[SPARK-22515] [SQL] Estimation relation size based on numRows * rowSize #19743

wzhfy · 2017-11-14T09:15:03Z

What changes were proposed in this pull request?

Currently, relation size is computed as the sum of file size, which is error-prone because storage format like parquet may have a much smaller file size compared to in-memory size. When we choose broadcast join based on file size, there's a risk of OOM. But if the number of rows is available in statistics, we can get a better estimation by numRows * rowSize, which helps to alleviate this problem.

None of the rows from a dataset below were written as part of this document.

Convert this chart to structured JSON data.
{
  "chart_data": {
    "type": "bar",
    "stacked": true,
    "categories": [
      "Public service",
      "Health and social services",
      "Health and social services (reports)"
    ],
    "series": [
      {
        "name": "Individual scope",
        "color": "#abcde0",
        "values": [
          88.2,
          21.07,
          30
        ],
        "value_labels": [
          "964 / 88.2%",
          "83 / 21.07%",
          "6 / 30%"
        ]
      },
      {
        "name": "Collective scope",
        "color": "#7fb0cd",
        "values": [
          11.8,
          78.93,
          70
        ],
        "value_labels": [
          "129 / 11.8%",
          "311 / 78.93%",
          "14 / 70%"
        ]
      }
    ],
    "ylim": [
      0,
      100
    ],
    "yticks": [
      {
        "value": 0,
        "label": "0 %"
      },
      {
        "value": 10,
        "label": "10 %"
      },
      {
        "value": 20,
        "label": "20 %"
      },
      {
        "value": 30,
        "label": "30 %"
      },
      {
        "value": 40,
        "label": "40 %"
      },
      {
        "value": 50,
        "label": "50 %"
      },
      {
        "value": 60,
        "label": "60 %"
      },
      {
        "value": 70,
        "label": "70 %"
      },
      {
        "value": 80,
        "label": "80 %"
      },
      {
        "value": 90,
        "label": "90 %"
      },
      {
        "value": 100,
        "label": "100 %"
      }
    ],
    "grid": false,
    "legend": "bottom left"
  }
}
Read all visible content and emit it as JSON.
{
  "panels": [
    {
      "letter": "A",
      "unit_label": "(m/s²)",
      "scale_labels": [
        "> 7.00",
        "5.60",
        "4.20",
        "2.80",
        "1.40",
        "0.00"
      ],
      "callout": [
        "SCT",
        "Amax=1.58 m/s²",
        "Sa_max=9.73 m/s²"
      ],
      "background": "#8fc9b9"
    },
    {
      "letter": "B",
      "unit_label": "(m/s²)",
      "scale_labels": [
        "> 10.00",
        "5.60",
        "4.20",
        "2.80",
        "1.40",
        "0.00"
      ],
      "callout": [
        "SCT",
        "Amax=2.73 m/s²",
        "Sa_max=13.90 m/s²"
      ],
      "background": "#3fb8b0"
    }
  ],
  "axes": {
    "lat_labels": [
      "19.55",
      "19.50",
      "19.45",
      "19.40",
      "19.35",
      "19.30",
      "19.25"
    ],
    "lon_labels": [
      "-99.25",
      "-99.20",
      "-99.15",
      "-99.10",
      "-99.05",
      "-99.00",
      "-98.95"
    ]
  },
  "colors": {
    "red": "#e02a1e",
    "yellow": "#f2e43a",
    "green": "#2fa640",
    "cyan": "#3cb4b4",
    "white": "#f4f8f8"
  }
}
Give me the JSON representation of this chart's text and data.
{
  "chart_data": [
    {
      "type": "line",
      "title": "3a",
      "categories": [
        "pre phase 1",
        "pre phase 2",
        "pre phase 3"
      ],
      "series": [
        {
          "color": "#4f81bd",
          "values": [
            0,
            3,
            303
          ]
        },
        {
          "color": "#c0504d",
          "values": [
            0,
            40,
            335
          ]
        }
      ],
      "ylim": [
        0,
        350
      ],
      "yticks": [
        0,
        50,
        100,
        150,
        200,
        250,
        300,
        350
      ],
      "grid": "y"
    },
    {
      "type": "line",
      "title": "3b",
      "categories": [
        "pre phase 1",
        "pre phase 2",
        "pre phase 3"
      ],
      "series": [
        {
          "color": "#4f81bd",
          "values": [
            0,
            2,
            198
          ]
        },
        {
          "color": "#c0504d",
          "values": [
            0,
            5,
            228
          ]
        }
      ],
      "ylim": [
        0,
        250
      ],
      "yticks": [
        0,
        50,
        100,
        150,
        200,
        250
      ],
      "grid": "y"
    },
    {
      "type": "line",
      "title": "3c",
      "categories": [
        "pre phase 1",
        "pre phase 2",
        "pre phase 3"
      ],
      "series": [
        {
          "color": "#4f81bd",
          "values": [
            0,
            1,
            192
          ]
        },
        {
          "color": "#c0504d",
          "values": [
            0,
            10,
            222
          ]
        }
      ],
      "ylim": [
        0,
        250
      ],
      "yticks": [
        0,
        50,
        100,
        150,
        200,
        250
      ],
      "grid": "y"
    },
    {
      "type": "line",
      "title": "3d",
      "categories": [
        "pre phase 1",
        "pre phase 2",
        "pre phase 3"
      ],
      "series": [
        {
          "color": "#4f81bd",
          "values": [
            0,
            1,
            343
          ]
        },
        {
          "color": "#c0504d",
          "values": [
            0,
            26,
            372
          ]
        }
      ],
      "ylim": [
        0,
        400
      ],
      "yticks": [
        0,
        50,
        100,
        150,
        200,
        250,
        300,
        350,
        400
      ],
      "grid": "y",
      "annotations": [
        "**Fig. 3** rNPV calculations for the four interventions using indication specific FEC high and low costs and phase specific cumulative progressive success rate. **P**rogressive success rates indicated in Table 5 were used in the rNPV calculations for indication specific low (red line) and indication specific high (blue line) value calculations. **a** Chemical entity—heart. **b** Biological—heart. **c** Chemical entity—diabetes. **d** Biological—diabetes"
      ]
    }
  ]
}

How was this patch tested?

Added a new test case for data source table and hive table.

SparkQA · 2017-11-14T12:04:22Z

Test build #83841 has finished for PR 19743 at commit cc9ecc6.

This patch passes all tests.
This patch merges cleanly.
This patch adds no public classes.

wzhfy · 2017-11-14T14:10:34Z

cc @cloud-fan @gatorsmile

SparkQA · 2017-11-28T13:56:30Z

Test build #84256 has finished for PR 19743 at commit e8355e0.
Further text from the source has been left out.